An electrocardiogram is a curve that reflects the electrical impulses generated when the heart muscle is working. The electrocardiogram is recorded on paper or photographic film using an electrocardiograph. ECGs of cardiac currents (motion currents) distributed throughout the body are recorded with electrodes mounted on different parts of the body (chest, arms and legs) and connected to an electrocardiograph.
Advances in modern technology allow the person being tested to create devices that record ECGs using television or radio transmitters, even over long distances. Such methods allow monitoring the heart activity of athletes, astronauts and others in severe physical tests.
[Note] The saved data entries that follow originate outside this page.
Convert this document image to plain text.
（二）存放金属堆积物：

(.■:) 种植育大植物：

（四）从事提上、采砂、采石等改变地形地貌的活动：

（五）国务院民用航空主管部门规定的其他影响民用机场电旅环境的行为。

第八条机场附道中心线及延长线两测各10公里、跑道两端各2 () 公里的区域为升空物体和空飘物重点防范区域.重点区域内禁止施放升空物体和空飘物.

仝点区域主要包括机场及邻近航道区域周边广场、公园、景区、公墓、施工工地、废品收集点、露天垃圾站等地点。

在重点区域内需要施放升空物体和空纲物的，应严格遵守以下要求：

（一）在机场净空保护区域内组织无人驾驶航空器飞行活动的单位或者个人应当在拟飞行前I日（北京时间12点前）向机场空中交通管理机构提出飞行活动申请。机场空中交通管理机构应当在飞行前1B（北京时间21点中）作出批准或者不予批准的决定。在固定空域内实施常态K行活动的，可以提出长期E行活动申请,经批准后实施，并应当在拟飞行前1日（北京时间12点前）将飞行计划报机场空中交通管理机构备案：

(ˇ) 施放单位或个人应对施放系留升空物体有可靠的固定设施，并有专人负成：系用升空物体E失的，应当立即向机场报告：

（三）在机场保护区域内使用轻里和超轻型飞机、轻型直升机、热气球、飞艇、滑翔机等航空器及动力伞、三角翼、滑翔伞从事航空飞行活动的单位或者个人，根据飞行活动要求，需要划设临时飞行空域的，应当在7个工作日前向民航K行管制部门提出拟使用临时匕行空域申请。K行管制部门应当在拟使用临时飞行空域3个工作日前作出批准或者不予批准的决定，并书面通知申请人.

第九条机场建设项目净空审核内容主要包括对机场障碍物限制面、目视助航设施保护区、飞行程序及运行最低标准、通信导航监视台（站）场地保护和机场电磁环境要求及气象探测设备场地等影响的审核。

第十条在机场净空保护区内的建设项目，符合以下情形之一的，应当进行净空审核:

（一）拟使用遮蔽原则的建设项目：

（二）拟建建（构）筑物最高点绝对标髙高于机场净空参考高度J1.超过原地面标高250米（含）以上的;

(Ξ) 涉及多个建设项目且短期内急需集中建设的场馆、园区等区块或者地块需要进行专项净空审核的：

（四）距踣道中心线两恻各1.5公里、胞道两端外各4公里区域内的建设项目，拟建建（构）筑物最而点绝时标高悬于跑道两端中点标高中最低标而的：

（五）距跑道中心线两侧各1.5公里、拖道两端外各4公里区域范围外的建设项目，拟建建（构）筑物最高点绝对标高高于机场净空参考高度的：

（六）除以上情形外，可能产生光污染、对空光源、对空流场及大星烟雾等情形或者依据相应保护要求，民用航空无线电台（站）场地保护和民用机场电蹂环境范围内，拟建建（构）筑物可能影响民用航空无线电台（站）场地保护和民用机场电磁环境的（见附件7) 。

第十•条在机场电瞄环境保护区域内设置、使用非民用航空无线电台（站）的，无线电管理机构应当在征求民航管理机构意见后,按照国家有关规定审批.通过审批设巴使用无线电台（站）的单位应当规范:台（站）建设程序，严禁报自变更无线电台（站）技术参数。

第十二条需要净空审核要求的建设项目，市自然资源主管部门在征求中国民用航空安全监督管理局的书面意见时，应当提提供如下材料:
The ECG of healthy people depends on body composition, age and so on. However, on a normal ECG, it is always possible to distinguish between the teeth and the intervals (intervals) that reflect the successive movements of the heart muscle. In different diseases, the size of the ECG teeth, their duration and direction, the duration and location of the intervals (segments) vary significantly.
The ECG detects various changes in heart rhythm, ischemic heart disease, the nature and stages of myocardial infarction. ECG diagnosis of heart disease is a leader among other screening methods.
Three standard and six chest connections are used to record the electrocardiogram. In the I standard connection, the electrocardiogram is recorded from the right and left hand in the connection position. In II, electricity is recorded from the right arm and left leg, and in III, from the left arm and left leg.
When recording an electrocardiogram at the chest connection, the current is taken directly in the area of ​​the heart. One of the electrodes is connected to the right hand and cannot be removed until all the chest connections have been recorded. The second chest electrode is placed at the following points on the chest. On the right side of the chest to the fourth rib space — the first chest connection (CR1 or V1), on the left edge of the chest in the fifth rib space - the second chest connection (CR2 or V2); then the fifth rib of the thoracic electrode
is always removed along certain familiar lines in the range, so that the electrode is located in the left line of the third connection (CR).3 or V3), left middle life
the fourth connection located along the line (CR4 or V4), the fifth connection located along the front seat line (CR5 or V5) and a sixth connection (CR.) located along the midline6 or V6) will be.
The curve of cardiac activity currents recorded using an electrocardiograph is called an electrocardiogram. A normal electrocardiogram is an upward-pointing three (B1R and T) and down
will have two oriented teeth (Q and S). The P tooth reflects the electrical phenomena that take place in the chambers of the heart. The QRS and T teeth form the ventricular complex.
In this case, if the QRS teeth are recorded on the electrocardiogram at the time when the excitation wave propagates through the ventricles, the T wave indicates the time of completion of the wave. There is a distance between the P tooth and the Q tooth, which is called the P-Q interval. There is an S-T interval between the S tooth and the T tooth. The size, direction, and character of the electrocardiogram teeth depend on a variety of factors. On a normal electrocardiogram, the largest teeth are observed at the second connection, slightly smaller at the first connection, and the smallest at the third connection.